Pointless? Norway’s Sovereign Fund Says Massive Real Estate Push Didn’t Help Returns
When Norway’s giant sovereign wealth fund said in 2008 that it would put up to 5% of its assets into real estate for the first time, it was one of the biggest property stories of the year and a rare positive note for a sector in turmoil.
Where would the fund, called Norges Bank Investment Management, invest? What would its first deal be? How quickly would it put the billions it had allocated to the sector to work? This is what the real estate industry was asking itself.
The one question that didn’t really get asked, certainly outside of Norges Bank, was whether investing in real estate would bring any benefit for the fund? The answer: No, not really.
In June this year the Norwegian government asked Norges Bank, which has total assets under management of $1.2 trillion, to undertake a review of all the asset classes in which it invests, including historic performance.
Norges Bank made its first investment in real estate in 2011, buying a 25% stake in London’s Regent Street from the Crown Estate for about £450M. Since then, its portfolio has grown to about $53B, 4.45% of the overall portfolio, some of it in direct property, some of it in shares in listed property companies.
Its direct real estate investments are concentrated in New York, Boston, Washington, San Francisco, London, Paris, Berlin and Tokyo, mainly in the office, logistics, retail and apartment sectors.

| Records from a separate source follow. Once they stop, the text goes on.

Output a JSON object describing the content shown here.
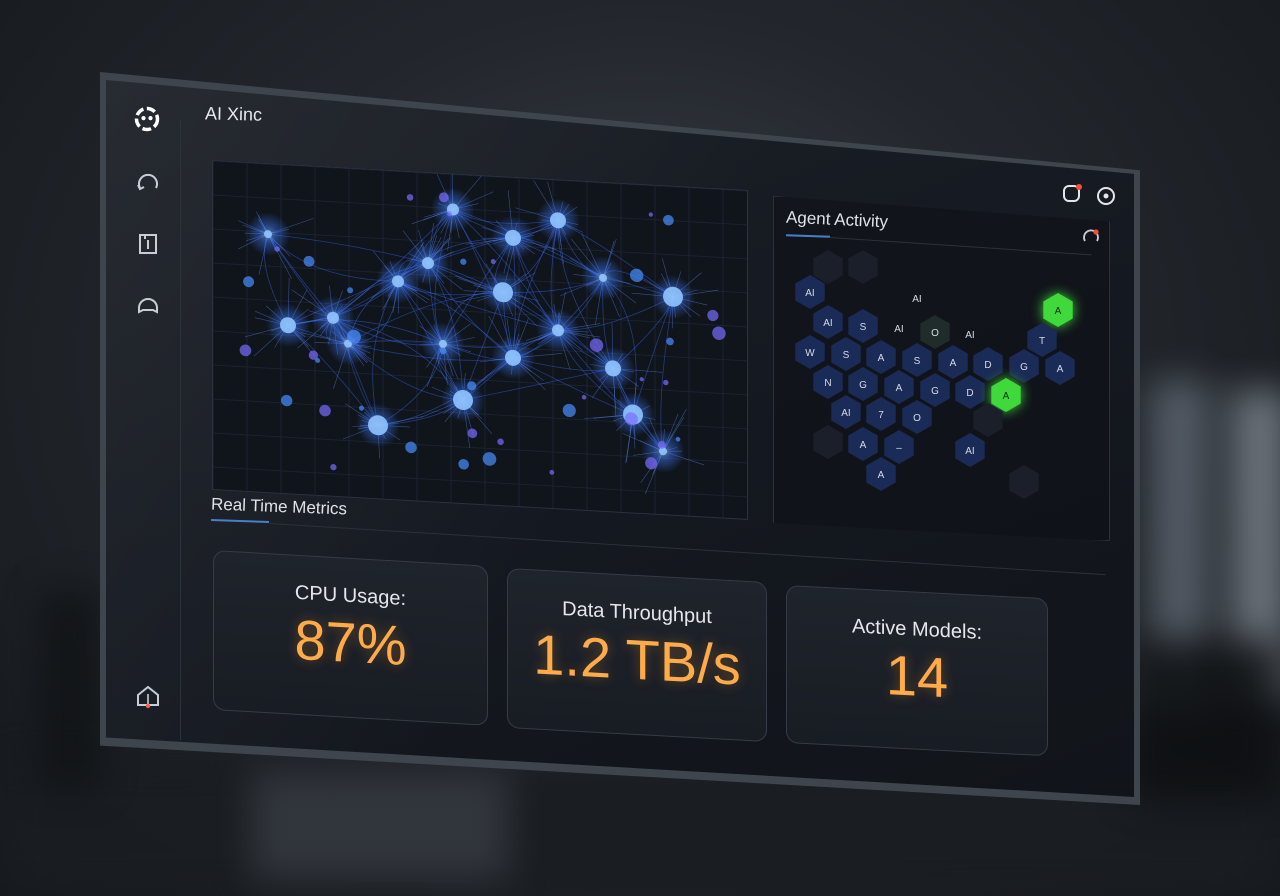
{
  "app": {
    "title": "AI Xinc"
  },
  "sidebar": {
    "items": [
      {
        "name": "logo",
        "icon": "ai-logo-icon"
      },
      {
        "name": "refresh",
        "icon": "refresh-icon"
      },
      {
        "name": "info",
        "icon": "info-card-icon"
      },
      {
        "name": "chat",
        "icon": "chat-bubble-icon"
      },
      {
        "name": "home",
        "icon": "home-network-icon"
      }
    ]
  },
  "header_icons": [
    {
      "name": "notifications",
      "icon": "notification-dot-icon"
    },
    {
      "name": "settings",
      "icon": "circle-dot-icon"
    }
  ],
  "network_panel": {
    "icon": "neural-network-visual"
  },
  "agent_activity": {
    "title": "Agent Activity",
    "hexes": [
      {
        "label": "",
        "state": "idle"
      },
      {
        "label": "",
        "state": "idle"
      },
      {
        "label": "AI",
        "state": "active"
      },
      {
        "label": "AI",
        "state": "plain"
      },
      {
        "label": "A",
        "state": "highlight"
      },
      {
        "label": "AI",
        "state": "active"
      },
      {
        "label": "S",
        "state": "active"
      },
      {
        "label": "AI",
        "state": "plain"
      },
      {
        "label": "O",
        "state": "dim"
      },
      {
        "label": "AI",
        "state": "plain"
      },
      {
        "label": "T",
        "state": "active"
      },
      {
        "label": "W",
        "state": "active"
      },
      {
        "label": "S",
        "state": "active"
      },
      {
        "label": "A",
        "state": "active"
      },
      {
        "label": "S",
        "state": "active"
      },
      {
        "label": "A",
        "state": "active"
      },
      {
        "label": "D",
        "state": "active"
      },
      {
        "label": "G",
        "state": "active"
      },
      {
        "label": "A",
        "state": "active"
      },
      {
        "label": "N",
        "state": "active"
      },
      {
        "label": "G",
        "state": "active"
      },
      {
        "label": "A",
        "state": "active"
      },
      {
        "label": "G",
        "state": "active"
      },
      {
        "label": "D",
        "state": "active"
      },
      {
        "label": "A",
        "state": "highlight"
      },
      {
        "label": "AI",
        "state": "active"
      },
      {
        "label": "7",
        "state": "active"
      },
      {
        "label": "O",
        "state": "active"
      },
      {
        "label": "",
        "state": "idle"
      },
      {
        "label": "",
        "state": "idle"
      },
      {
        "label": "A",
        "state": "active"
      },
      {
        "label": "–",
        "state": "active"
      },
      {
        "label": "AI",
        "state": "active"
      },
      {
        "label": "A",
        "state": "active"
      },
      {
        "label": "",
        "state": "idle"
      }
    ]
  },
  "metrics": {
    "title": "Real Time Metrics",
    "cards": [
      {
        "label": "CPU Usage:",
        "value": "87%"
      },
      {
        "label": "Data Throughput",
        "value": "1.2 TB/s"
      },
      {
        "label": "Active Models:",
        "value": "14"
      }
    ]
  },
  "colors": {
    "accent_orange": "#ffab4a",
    "hex_active": "#1a2a55",
    "hex_highlight": "#3fd93b",
    "network_blue": "#3d7bff"
  }
}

IPE Real Assets, which first reported the results of the review, said it is the 12th-largest real estate owner in the world.
In spite of the push, and the noise it created, Norges Bank told the government its returns are almost exactly the same as they would have been if it had not invested in real estate at all.

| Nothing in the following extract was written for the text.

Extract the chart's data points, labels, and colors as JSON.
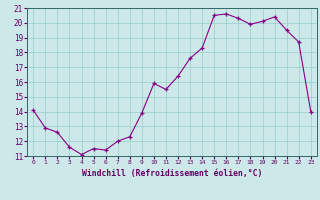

Since it first invested in the sector, Norges Bank’s annual return from its real estate investments has been 5.74%. In order to invest in real estate, the fund sold stocks and bonds. Those stocks and bonds would have returned 7.18% if the bank had kept them.
When looking at just its direct property purchases, and excluding shares in listed property companies, which were hit hard by the pandemic, its property investments returned 6.32%. The stocks and bonds it sold to fund these purchases returned 6.29%, so real estate outperformed just slightly, but with a trade-off in terms of liquidity.
Norges Bank added that investing in real estate had slightly lowered the volatility of its portfolio.
Norges Bank said in 2019 it would not be looking to push its real estate holdings to 7%, a target it had previously set. But it has not stopped investing in the sector altogether. Just this week it put $436M into a $1.23B recapitalisation of two life sciences buildings in Boston.